In March the Blue Jays flew about 750 season ticket holders to their spring training facility, which Diplock said cost the organization "well into six figures."

In the luxury-suite offer, the use of the box was free but the season ticket holder had to pay for food and drink for as many as 10 or 12 guests, which could easily run to more than $1,000.

Diplock said the club plans to hold a subscriber barbecue this season, only it will be in Toronto in April on the carpeted floor of the Rogers Centre.



"Our aim in 2010 is to get you as close to the action as possible, as often as possible. We want you to have a connection with the players and the building; a deeper connection with your team." - Paul Beeston, in a letter to Blue Jays season ticket holders


In a letter Beeston sent out to season ticket holders a couple weeks ago urging them to renew, he talked about the club's commitment to providing the best experience possible for the fans.

"Our aim in 2010 is to get you as close to the action as possible, as often as possible," Beeston wrote. "We want you to have a connection with the players and the building; a deeper connection with your team."

Part of that connection, apparently, is with the NFL. Subscribers who ante up quickly for 2010 will get a free pair of tickets for the Dec. 3 game at Rogers Centre between the Buffalo Bills and New York Jets.

The tickets, with a sticker price of $275 each, are for seats in the lower bowl.

"Who needs them," said Dianne Sherman. "We're trying to sell them."

The picture gets no prettier over at BMO Field, either.

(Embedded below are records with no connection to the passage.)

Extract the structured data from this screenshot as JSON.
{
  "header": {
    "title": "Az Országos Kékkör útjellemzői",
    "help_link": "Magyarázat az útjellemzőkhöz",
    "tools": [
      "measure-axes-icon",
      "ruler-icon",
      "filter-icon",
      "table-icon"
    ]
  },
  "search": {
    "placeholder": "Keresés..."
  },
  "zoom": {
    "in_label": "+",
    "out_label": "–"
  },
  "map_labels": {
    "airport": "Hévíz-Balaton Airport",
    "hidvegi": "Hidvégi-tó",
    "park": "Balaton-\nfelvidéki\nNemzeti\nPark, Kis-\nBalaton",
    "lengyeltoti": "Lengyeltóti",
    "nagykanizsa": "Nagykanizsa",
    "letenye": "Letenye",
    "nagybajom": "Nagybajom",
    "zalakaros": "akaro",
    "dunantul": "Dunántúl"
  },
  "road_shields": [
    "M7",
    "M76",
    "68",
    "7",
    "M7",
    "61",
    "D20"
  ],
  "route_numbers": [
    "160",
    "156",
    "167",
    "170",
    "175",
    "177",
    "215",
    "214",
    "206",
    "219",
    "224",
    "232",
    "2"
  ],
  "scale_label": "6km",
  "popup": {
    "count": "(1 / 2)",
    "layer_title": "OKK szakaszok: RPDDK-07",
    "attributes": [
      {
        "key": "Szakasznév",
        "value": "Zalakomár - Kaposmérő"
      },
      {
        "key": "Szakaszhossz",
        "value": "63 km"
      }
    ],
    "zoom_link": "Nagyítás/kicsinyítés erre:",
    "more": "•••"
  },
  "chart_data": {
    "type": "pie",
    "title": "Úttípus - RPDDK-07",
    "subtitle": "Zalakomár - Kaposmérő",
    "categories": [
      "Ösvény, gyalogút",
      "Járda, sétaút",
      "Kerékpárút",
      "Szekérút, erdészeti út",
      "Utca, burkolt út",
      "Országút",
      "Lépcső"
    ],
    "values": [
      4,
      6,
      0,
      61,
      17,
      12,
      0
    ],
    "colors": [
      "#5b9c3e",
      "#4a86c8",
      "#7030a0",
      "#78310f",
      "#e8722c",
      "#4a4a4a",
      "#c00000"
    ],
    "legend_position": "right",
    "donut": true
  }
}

Toronto FC, Canada's only Major League Soccer team, is still awaiting the franchise's first playoff appearance after failing to make the cut for the third consecutive year.

However, it did nothing to affect the return at the box office, with a 95-per-cent renewal rate among the team's 16,000 season-seat holders despite an 11-per-cent increase in ticket prices, with those rates now ranging from $323 to $1,634 to renew for 18 home dates in 2010.

The Toronto Argonauts of the CFL have also angered some of their season ticket holders by reminding some fans that renewals on season seats for the 2010 season are due by Dec. 1.

This after the Argos concluded a truly awful 3-15 season less than a month ago.

Argos president Bob Nicholson said the Dec. 1 deadline pertained to the club's Boatmen Builder promotion that subscribers entered into, which included automatic season ticket renewal before the end of the calendar year.

However, the Argos are boasting that their ticket prices are decreasing next season, although the team is only playing nine home dates instead of 10.